I think the suppressed last chapter, with it's dreamtime-esque imagery, highlights this wonderfully.
 
Your post has encouraged me to find a copy on Audible! Thank you.

I have to admit that, although I have watched the movie somewhat more recently, it's so many years now since I read the book that when I think about Picnic At Hanging Rock I suspect my memory is something of an amalgamation of both, rather than one or the other.

I'm going to have to read the book again now, aren't I. My first reading was of a borrowed copy way back at university - so I'll have to hit the shops.

This place costs me a small fortune!
 
I have to admit that, although I have watched the movie somewhat more recently, it's so many years now since I read the book that when I think about Picnic At Hanging Rock I suspect my memory is something of an amalgamation of both, rather than one or the other.

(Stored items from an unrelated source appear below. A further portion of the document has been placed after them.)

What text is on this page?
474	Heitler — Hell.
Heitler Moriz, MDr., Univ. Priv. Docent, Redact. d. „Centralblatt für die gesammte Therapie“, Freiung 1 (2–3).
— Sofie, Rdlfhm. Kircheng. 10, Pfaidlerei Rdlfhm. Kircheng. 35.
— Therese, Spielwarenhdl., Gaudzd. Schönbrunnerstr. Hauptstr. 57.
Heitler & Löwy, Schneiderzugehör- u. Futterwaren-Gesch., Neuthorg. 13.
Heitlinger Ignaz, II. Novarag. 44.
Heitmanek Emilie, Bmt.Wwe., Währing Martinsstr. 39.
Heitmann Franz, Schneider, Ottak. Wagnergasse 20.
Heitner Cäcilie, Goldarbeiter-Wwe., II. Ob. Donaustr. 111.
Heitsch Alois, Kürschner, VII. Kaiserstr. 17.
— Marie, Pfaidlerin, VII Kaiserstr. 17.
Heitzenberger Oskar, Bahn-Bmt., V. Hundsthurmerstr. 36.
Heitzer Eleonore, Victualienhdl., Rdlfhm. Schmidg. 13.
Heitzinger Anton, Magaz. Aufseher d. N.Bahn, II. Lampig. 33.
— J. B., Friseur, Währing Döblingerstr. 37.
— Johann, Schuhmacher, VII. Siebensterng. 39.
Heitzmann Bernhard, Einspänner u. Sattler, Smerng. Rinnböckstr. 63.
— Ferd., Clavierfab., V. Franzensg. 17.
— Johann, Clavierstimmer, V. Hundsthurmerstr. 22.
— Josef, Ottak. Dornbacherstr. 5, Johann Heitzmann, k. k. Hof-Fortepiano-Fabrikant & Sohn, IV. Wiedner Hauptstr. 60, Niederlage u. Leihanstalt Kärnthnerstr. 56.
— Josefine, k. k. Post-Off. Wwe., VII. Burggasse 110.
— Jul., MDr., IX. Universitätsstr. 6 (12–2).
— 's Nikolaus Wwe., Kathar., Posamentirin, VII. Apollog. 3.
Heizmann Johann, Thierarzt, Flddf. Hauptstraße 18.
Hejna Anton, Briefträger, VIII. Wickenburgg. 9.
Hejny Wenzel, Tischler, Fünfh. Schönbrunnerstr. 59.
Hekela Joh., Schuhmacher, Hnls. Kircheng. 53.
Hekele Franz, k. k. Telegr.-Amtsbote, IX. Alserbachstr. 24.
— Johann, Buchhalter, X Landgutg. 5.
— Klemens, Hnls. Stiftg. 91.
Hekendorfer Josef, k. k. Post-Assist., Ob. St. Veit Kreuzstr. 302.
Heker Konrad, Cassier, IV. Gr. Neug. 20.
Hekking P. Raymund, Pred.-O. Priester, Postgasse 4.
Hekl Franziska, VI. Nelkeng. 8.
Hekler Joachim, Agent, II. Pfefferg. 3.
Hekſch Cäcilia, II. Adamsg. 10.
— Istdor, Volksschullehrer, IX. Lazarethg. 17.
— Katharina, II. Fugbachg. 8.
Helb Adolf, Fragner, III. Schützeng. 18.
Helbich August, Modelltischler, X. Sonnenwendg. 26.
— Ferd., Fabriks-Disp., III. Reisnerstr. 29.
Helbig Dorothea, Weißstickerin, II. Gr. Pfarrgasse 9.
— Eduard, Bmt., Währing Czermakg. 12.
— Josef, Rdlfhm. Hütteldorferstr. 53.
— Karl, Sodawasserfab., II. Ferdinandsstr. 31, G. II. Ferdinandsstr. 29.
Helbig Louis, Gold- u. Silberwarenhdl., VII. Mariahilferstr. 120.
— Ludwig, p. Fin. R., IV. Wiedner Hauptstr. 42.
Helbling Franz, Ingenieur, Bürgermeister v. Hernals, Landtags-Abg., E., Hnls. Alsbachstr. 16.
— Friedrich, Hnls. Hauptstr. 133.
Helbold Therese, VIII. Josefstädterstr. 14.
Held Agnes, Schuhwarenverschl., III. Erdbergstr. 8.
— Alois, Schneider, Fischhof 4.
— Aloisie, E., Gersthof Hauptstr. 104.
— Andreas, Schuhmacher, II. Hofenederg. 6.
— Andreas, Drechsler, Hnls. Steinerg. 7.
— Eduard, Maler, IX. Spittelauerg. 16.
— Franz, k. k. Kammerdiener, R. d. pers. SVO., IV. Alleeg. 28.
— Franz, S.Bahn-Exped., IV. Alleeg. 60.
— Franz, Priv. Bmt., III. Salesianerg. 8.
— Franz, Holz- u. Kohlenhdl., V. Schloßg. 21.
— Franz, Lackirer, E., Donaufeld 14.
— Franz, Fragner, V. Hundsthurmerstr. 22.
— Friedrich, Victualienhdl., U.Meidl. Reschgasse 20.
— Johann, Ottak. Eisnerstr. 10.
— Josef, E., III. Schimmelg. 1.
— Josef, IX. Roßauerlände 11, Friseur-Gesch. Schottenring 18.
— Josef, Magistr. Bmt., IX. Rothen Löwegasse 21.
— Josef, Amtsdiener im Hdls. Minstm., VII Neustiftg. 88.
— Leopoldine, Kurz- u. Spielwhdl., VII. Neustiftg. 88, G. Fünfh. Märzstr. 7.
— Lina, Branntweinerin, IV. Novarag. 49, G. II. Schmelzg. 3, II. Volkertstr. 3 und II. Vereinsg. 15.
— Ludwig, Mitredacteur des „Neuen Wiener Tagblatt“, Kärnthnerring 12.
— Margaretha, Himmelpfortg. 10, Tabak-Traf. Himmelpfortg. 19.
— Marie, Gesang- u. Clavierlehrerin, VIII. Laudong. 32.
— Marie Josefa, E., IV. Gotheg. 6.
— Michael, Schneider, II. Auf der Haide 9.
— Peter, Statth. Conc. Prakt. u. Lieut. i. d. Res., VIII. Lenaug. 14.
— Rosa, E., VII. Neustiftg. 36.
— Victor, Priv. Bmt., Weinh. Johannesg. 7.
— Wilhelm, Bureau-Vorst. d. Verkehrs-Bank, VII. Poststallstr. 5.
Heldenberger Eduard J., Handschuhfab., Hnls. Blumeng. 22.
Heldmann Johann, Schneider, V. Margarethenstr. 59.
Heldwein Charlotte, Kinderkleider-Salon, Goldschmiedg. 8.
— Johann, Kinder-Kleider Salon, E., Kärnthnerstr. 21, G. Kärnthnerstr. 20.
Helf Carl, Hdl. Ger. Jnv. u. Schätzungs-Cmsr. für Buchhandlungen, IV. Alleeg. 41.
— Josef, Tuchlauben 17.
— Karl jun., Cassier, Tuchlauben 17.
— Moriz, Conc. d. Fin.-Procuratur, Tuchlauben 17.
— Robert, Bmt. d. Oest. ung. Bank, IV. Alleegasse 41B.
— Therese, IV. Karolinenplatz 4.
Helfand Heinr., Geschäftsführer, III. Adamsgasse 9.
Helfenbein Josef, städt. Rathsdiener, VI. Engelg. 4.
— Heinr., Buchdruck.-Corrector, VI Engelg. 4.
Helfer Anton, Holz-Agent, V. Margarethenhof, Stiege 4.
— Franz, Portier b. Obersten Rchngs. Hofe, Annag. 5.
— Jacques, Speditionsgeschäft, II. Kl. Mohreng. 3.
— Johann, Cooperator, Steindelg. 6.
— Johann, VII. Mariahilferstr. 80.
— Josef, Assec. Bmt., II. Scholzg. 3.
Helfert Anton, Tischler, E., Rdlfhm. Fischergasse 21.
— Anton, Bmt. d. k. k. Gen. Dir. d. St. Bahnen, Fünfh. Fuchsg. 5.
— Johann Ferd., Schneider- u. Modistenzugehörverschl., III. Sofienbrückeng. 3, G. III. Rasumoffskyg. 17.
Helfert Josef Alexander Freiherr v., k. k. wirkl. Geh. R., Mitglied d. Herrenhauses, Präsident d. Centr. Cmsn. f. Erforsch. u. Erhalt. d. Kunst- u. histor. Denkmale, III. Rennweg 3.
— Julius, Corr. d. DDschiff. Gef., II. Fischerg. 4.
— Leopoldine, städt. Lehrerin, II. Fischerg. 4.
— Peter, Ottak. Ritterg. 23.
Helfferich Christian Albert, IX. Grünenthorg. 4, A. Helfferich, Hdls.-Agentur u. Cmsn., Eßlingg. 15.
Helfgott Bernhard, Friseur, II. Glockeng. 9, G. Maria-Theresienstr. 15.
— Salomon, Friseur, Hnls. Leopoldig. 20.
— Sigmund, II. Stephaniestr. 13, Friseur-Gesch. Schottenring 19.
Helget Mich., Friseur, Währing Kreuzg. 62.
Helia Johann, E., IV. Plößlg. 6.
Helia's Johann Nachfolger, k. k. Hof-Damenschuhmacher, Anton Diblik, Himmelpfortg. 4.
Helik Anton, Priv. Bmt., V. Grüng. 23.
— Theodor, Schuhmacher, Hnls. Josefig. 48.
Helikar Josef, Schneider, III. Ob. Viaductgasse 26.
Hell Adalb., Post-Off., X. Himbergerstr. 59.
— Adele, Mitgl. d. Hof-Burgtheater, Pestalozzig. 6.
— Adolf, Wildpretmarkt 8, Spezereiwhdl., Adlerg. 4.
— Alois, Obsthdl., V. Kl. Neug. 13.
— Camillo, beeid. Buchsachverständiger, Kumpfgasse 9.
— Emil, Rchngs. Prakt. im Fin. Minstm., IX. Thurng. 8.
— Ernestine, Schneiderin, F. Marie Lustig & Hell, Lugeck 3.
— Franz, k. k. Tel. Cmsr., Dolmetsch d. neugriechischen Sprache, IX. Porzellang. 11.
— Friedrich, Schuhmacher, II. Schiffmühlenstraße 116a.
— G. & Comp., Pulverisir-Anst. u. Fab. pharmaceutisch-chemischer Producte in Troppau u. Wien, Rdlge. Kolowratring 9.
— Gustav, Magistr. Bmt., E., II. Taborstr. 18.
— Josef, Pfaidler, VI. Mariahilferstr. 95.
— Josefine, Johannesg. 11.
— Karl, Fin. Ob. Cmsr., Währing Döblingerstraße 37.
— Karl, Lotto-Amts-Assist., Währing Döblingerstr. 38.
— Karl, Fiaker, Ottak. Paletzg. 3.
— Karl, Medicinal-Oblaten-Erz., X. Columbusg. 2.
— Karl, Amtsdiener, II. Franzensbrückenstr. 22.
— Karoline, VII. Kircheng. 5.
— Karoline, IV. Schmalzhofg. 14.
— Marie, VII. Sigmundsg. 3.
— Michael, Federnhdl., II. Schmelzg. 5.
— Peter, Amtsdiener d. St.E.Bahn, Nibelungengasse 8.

I'm going to have to read the book again now, aren't I. My first reading was of a borrowed copy way back at university - so I'll have to hit the shops.

This place costs me a small fortune!
I watched the film back a year or two ago and it was somehow less powerful than I remembered it. Maybe in the context of the time - first saw it maybe a year or two after it came out when it was first on TV - it seemed more impactful than it actually is. But like you, I know I read the novel as well, years ago (will have been a library book so I don't still have it) and also can't recall what was book and what was movie, even though I re-watched the movie in recent years.

Maybe need to watch again!

Same phenomenon has happened to me with novels. Something I remember as really powerful and impactful, I re-read years later and it's just "Meh". I suppose we change, a lot more than we realise.

The over-all idea of that film though, the people lost in the landscape, is incredibly evocative.